На следующий день, пройдя все формальности при устройстве на работу, Иван Кукшин уже погрузился в очень кстати подвернувшуюся оказию – вертолёт местных авиалиний, одновременно выполнявшим функцию как пассажирского, так и почтового транспорта, служившим средством сообщения между райцентром и отдалёнными таёжными посёлками, что считалось обычным явлением в Сибирском крае. Конечным пунктом его путешествия был таёжный посёлок Дужный, что расположился на берегу реки Гремучей. В итоге ничто не смутило упорного человека, никакие преграды не помешали ему добиться своей цели. Так он оказался в этом посёлке. Какая неутолимая сила влекла его, сметая все преграды на пути? Чем же стал таким притягательным для него этот край таёжный? Говорят, что человек в силах сам устроить свою судьбу, если целеустремлён и настойчив. Может быть, она к таким людям благосклонна и не вмешивается до поры до времени в ход событий, соглашается с его выбором, поэтому и говорят – человек сам выбрал свою судьбу. Тогда чем же так притянуло его к этому месту, ведь оно ему совершенно незнакомо? Может быть, ему показалось, что именно это место даст всё то, о чём мечтал, и где сможет применить всю свою энергию, которая кипела в нём, как вода в той реке, зажатой меж скалистых берегов, на берегу которой волею судьбы или своими стараниями он оказался. Иван мало знал о ней, разве что из одного старого кино. Может быть, тогда увиденная картина на экране произвела на него огромное впечатление, что образ этой реки и всего этого края запал в душу и с годами не забылся, и подсознательно подталкивал его к поиску этого места? Почему его потянуло к этой реке? Может быть, от названия её звучного и редкого? Хотя, кто знает, сколько похожих названий рек на просторах нашей родины. Реки получали своё название по своему характеру, по красоте, по быстрой или тихой воде, от окружающих её мест: гор, полей, лесов… А у этой реки, значит, норов крутой, кипучий, бурлящий, грохочущий – от того, стало быть, она так и прозывается. Кто знает, уж не потому ли манило его к этой реке, что сам он был такой неугомонный и кипучий?
6
С его другом Санькой Казариным случилась несколько иная история. Он, как и Иван, мечтал о таких же таёжных просторах, о шуме ветра в верхушках высоких елей и кедров, но «вытянул билет» не в тот благодатный край – досталось ему место в одном из районов Новосибирской области. Казалось бы, тоже Сибирь,.. но что-то ему не хватало, не почувствовал в душе того удовлетворения от работы – не увидел он здесь таёжных просторов, о каких мечтали они с Кукшей. Не мог понять Казарин, в чём причина его неустроенности. Казалось бы и тут раздолье и свобода. И люди встретили неплохо, ждали его, как специалиста, возлагали надежды… Но, нет, не лежала душа и всё тут. Какая-то невидимая нить тянула его в другое место. Помыкался парень осень и зиму, помотался по Барабинской лесостепи и понял: нет, не по его вкусу здешние красоты, стало быть, не его это заветное место. Влекло его в настоящую таёжную стихию. Когда все разъехались по своим местам работы, с Иваном он связь не потерял. Пришлось в письмах другу и поплакаться на неудачный расклад в этой игре. Тоска от неопределённости и от неудовлетворённости в своей работе не покидала его. Не доставало ему самореализации, не нашёл он себя на этом месте. Какая же работа пойдёт на ум, когда не оставляли в покое те мечты, которыми он грезил вместе с Кукшей ещё будучи в техникуме?

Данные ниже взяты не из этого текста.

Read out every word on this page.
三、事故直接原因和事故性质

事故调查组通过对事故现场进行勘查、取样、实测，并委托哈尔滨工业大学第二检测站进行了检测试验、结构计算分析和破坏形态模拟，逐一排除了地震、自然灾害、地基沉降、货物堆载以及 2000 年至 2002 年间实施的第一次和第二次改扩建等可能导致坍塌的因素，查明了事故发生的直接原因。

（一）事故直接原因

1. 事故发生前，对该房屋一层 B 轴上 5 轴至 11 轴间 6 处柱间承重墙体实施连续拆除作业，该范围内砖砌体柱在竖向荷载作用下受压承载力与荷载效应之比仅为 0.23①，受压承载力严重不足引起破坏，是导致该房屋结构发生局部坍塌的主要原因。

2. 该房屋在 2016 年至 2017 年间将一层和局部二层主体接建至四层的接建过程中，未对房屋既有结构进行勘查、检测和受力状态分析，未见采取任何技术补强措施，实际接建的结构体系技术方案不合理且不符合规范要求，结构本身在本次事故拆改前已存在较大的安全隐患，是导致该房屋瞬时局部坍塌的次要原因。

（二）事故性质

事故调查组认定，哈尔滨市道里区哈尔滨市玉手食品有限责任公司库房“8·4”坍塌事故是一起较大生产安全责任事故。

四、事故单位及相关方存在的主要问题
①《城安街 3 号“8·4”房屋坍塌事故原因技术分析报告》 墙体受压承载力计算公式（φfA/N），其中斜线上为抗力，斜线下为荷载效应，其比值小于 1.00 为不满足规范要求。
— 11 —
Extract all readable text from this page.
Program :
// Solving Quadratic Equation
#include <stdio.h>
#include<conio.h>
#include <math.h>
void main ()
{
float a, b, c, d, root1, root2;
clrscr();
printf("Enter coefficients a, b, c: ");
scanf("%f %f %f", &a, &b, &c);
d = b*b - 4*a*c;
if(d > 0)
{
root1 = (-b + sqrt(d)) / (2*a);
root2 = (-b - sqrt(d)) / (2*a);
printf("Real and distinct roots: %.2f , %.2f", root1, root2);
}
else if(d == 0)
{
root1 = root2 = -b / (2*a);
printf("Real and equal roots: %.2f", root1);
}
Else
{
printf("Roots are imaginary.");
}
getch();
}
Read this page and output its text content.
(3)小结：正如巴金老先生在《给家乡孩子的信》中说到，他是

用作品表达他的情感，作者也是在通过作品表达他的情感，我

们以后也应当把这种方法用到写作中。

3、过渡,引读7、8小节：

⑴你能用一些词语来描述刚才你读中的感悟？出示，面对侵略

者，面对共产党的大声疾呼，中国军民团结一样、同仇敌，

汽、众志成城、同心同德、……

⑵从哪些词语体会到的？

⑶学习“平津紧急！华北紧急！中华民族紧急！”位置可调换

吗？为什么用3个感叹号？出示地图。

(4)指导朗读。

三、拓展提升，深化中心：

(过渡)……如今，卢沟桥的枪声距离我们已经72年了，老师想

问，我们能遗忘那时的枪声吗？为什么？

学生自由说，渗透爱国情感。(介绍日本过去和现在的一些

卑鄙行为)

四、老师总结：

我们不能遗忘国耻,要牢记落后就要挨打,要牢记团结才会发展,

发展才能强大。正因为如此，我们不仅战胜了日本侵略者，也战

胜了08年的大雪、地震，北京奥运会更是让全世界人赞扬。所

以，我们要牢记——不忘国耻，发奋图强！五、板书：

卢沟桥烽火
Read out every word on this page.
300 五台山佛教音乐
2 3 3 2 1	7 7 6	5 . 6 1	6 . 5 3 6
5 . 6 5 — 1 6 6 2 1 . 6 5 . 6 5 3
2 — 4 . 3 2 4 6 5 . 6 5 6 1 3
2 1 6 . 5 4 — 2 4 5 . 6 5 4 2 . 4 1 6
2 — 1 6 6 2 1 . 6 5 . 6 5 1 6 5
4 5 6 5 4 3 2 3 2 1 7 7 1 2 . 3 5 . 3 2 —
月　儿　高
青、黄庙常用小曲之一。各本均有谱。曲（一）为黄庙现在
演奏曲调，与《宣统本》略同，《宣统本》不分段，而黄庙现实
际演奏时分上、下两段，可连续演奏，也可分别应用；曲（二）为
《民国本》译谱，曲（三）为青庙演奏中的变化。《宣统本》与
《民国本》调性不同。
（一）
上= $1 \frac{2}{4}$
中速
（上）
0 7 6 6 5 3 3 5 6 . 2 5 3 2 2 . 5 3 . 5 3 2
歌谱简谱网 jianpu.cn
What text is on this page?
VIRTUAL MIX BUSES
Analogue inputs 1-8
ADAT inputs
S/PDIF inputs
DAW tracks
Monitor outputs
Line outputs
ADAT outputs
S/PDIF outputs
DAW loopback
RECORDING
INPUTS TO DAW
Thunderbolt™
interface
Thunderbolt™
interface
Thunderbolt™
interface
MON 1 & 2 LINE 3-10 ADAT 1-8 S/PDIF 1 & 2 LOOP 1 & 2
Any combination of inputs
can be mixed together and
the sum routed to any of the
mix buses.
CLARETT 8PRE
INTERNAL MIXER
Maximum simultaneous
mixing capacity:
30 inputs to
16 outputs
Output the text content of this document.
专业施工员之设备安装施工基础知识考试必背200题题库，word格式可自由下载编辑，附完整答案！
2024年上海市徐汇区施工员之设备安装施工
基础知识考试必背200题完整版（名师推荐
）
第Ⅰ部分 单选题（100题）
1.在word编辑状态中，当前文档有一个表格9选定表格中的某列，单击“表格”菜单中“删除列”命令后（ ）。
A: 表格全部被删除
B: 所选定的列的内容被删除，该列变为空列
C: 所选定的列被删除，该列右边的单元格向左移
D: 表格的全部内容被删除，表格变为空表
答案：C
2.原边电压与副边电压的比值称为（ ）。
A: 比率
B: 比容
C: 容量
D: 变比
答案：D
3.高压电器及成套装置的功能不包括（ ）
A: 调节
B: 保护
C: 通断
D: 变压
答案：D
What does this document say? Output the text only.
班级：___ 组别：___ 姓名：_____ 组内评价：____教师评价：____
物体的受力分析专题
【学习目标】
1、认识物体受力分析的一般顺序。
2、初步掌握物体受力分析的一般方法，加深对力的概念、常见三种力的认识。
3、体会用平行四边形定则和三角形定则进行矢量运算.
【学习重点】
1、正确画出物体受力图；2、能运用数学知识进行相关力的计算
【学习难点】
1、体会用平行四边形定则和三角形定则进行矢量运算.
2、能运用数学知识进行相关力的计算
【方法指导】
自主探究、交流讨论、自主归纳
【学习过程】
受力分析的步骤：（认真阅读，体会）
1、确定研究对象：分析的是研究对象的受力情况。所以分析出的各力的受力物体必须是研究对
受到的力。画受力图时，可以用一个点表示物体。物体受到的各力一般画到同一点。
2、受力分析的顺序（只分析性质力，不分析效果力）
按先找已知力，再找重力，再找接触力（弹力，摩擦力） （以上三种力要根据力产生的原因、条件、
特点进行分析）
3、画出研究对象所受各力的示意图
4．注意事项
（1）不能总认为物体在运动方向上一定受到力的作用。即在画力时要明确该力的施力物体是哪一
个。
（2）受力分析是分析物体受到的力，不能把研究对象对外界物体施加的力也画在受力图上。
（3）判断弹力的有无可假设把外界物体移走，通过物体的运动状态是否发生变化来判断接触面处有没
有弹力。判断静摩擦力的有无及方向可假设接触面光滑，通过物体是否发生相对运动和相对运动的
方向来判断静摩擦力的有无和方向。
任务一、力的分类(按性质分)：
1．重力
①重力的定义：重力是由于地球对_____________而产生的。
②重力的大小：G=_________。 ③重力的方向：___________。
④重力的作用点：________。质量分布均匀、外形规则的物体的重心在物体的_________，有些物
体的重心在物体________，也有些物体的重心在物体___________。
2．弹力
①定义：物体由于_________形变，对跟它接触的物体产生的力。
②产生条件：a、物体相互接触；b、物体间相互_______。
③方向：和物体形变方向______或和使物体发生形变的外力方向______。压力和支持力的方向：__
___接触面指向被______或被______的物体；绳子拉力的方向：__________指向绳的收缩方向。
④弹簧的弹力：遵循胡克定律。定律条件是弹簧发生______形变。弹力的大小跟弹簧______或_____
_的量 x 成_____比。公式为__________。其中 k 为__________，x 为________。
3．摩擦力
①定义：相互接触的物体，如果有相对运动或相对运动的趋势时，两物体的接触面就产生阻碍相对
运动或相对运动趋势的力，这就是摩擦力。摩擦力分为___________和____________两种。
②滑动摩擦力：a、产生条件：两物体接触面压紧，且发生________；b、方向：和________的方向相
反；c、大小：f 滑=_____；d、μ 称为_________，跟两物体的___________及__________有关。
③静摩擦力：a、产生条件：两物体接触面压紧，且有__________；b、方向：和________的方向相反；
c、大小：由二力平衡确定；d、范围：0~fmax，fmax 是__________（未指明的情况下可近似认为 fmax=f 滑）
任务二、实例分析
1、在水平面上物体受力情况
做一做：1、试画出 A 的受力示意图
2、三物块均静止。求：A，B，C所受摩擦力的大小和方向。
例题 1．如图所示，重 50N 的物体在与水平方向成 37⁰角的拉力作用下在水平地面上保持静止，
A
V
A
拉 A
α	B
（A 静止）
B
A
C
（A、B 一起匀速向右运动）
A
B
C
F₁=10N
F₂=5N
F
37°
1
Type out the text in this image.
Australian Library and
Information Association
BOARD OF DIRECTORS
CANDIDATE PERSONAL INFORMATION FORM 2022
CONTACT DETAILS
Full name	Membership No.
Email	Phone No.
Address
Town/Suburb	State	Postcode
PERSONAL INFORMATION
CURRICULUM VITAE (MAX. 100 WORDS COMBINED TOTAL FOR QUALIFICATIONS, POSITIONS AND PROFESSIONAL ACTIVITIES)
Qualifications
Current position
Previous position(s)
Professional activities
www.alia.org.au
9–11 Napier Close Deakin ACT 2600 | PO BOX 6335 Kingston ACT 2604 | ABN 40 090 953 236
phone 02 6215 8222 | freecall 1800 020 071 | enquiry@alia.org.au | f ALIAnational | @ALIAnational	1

И ничего странного в этом не было, когда Сан Саныч к следующей осени уже оказался в том же посёлке Дужном, своевольно разорвав трудовой договор с организацией, где работал по распределению. Это был поступок уже зрелого мужчины. Он был уверен, что приютившая его на время организация не понесёт большого ущерба от того, что покинет её своевольно. Надеялся, что через год на его месте появится другой специалист, который окажется более ценным, чем он и, даст Бог, приживётся здесь.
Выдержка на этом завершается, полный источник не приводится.